Now the judge whose summing up was investigated for bias has been issued a formal reprimand. Active Green member Isca Stieglitz was one of those who complained. She posts the response in full on her blog at the Jewish Chronicle.
“I am writing on behalf of the Lord Chancellor and the Lord Chief Justice to inform you of their decision in relation to your complaint against His Honour Bathurst-Norman.
You complained that the Judge’s comments during his summing up to the jury displayed a personal bias, that he was not impartial and that he swayed the jury improperly.

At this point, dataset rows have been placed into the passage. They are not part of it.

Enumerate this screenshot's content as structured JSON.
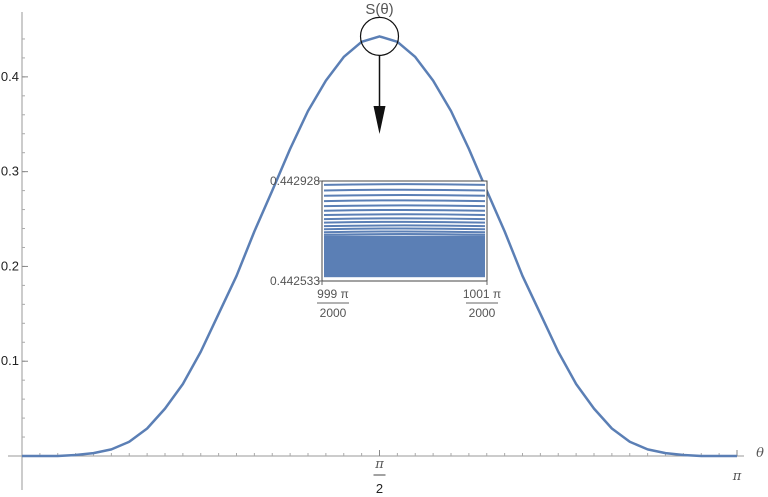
{
  "chart_data": [
    {
      "type": "line",
      "title": "",
      "xlabel": "θ",
      "ylabel": "",
      "xlim": [
        0,
        3.14159
      ],
      "ylim": [
        0,
        0.46
      ],
      "x_ticks": [
        {
          "value": 1.5708,
          "num": "π",
          "den": "2"
        },
        {
          "value": 3.14159,
          "label": "π"
        }
      ],
      "y_ticks": [
        {
          "value": 0.1,
          "label": "0.1"
        },
        {
          "value": 0.2,
          "label": "0.2"
        },
        {
          "value": 0.3,
          "label": "0.3"
        },
        {
          "value": 0.4,
          "label": "0.4"
        }
      ],
      "series": [
        {
          "color": "#5b7fb5",
          "x": [
            0.0,
            0.0785,
            0.1571,
            0.2356,
            0.3142,
            0.3927,
            0.4712,
            0.5498,
            0.6283,
            0.7069,
            0.7854,
            0.864,
            0.9425,
            1.0211,
            1.0996,
            1.1781,
            1.2566,
            1.3352,
            1.4137,
            1.4923,
            1.5708,
            1.6493,
            1.7279,
            1.8064,
            1.885,
            1.9635,
            2.042,
            2.1206,
            2.1991,
            2.2777,
            2.3562,
            2.4347,
            2.5133,
            2.5918,
            2.6704,
            2.7489,
            2.8274,
            2.906,
            2.9845,
            3.0631,
            3.1416
          ],
          "y": [
            0.0,
            0.0,
            0.0,
            0.001,
            0.003,
            0.007,
            0.015,
            0.029,
            0.05,
            0.076,
            0.11,
            0.15,
            0.19,
            0.237,
            0.28,
            0.324,
            0.364,
            0.396,
            0.421,
            0.437,
            0.4427,
            0.437,
            0.421,
            0.396,
            0.364,
            0.324,
            0.28,
            0.237,
            0.19,
            0.15,
            0.11,
            0.076,
            0.05,
            0.029,
            0.015,
            0.007,
            0.003,
            0.001,
            0.0,
            0.0,
            0.0
          ]
        }
      ],
      "annotation": {
        "label": "S(θ)",
        "at": {
          "x": 1.5708,
          "y": 0.4427
        }
      }
    },
    {
      "type": "line",
      "title": "",
      "xlabel": "",
      "ylabel": "",
      "xlim": [
        1.56922,
        1.57237
      ],
      "ylim": [
        0.442533,
        0.442928
      ],
      "x_ticks": [
        {
          "value": 1.56922,
          "num": "999 π",
          "den": "2000"
        },
        {
          "value": 1.57237,
          "num": "1001 π",
          "den": "2000"
        }
      ],
      "y_ticks": [
        {
          "value": 0.442928,
          "label": "0.442928"
        },
        {
          "value": 0.442533,
          "label": "0.442533"
        }
      ],
      "series": [
        {
          "color": "#5b7fb5",
          "y": [
            0.442915,
            0.442893,
            0.442872,
            0.442851,
            0.442831,
            0.442813,
            0.442796,
            0.44278,
            0.442766,
            0.442752,
            0.44274,
            0.442728,
            0.442718
          ]
        },
        {
          "color": "#5b7fb5",
          "band": [
            0.442548,
            0.442712
          ]
        }
      ]
    }
  ]
}
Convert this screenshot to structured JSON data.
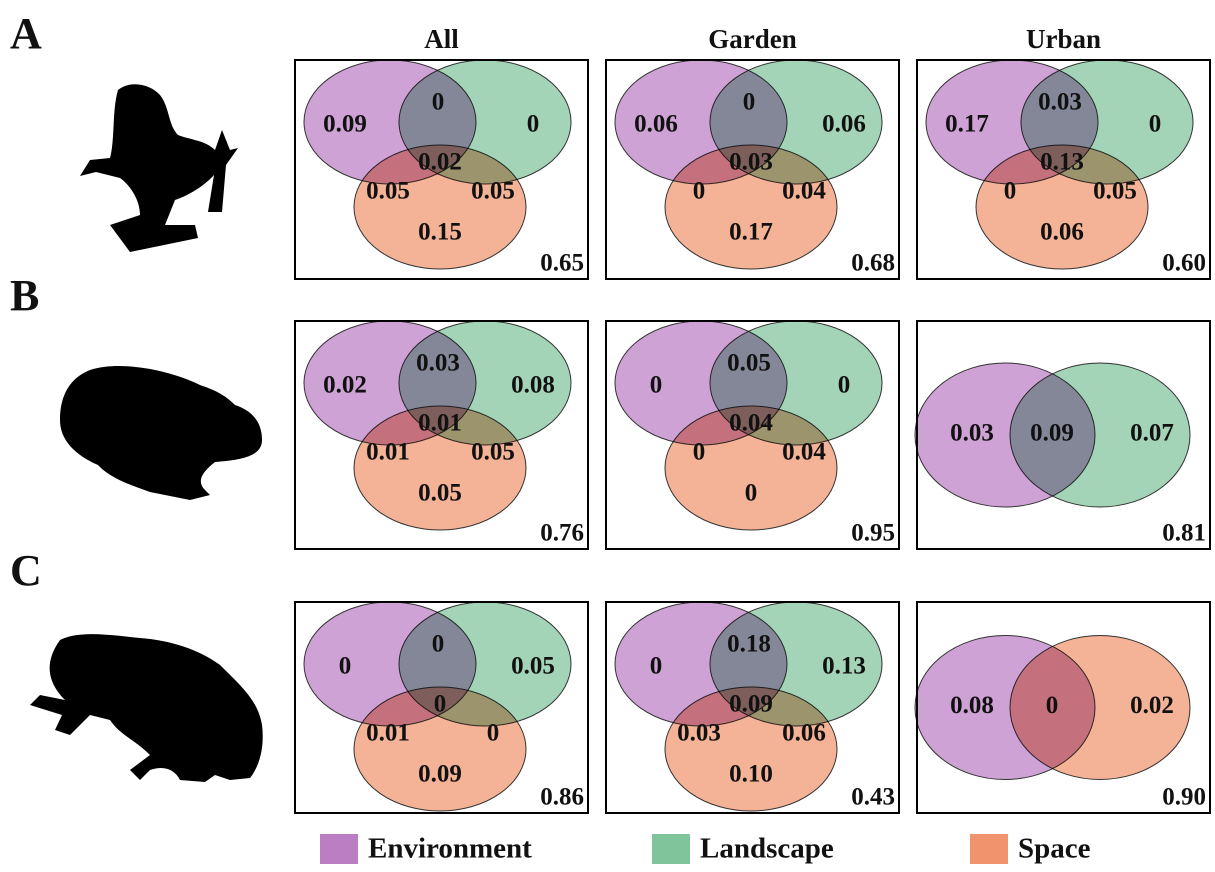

A number of complaints were received on this matter and the Lord Chancellor and the Lord Chief Justice have decided that they should be resolved in accordance with Regulation 26(1)(e)(i) of the Judicial Discipline (Prescribed Procedures) Regulations 2006 (as amended) on the basis that the complaints are substantiated wholly or in part. The Lord Chief Justice has exercised his disciplinary powers and, with the agreement of the Lord Chancellor, has issued the Judge with a formal reprimand. They found that a number of observations made during the summing up did not arise directly from the evidence at trial and could be seen as an expression of the judge’s personal views on a political question. This was an error.
In coming to this decision the Lord Chancellor and the Lord Chief Justice have considered the details of the complaints made, the comments of His Honour Bathurst-Norman and the advice of the Nominated Judge. The decision does not affect nor seek to comment upon the outcome of the trial and the verdict reached by the jury in the case.”
Given that the purpose of a summing up is to direct the jury’s attention to the most important aspects of a case, we can reasonably suppose that Judge Bathurst-Norman influenced the jury to some extent. And as Jonathan Hoffman observes, all of this has cost the public a lot of money.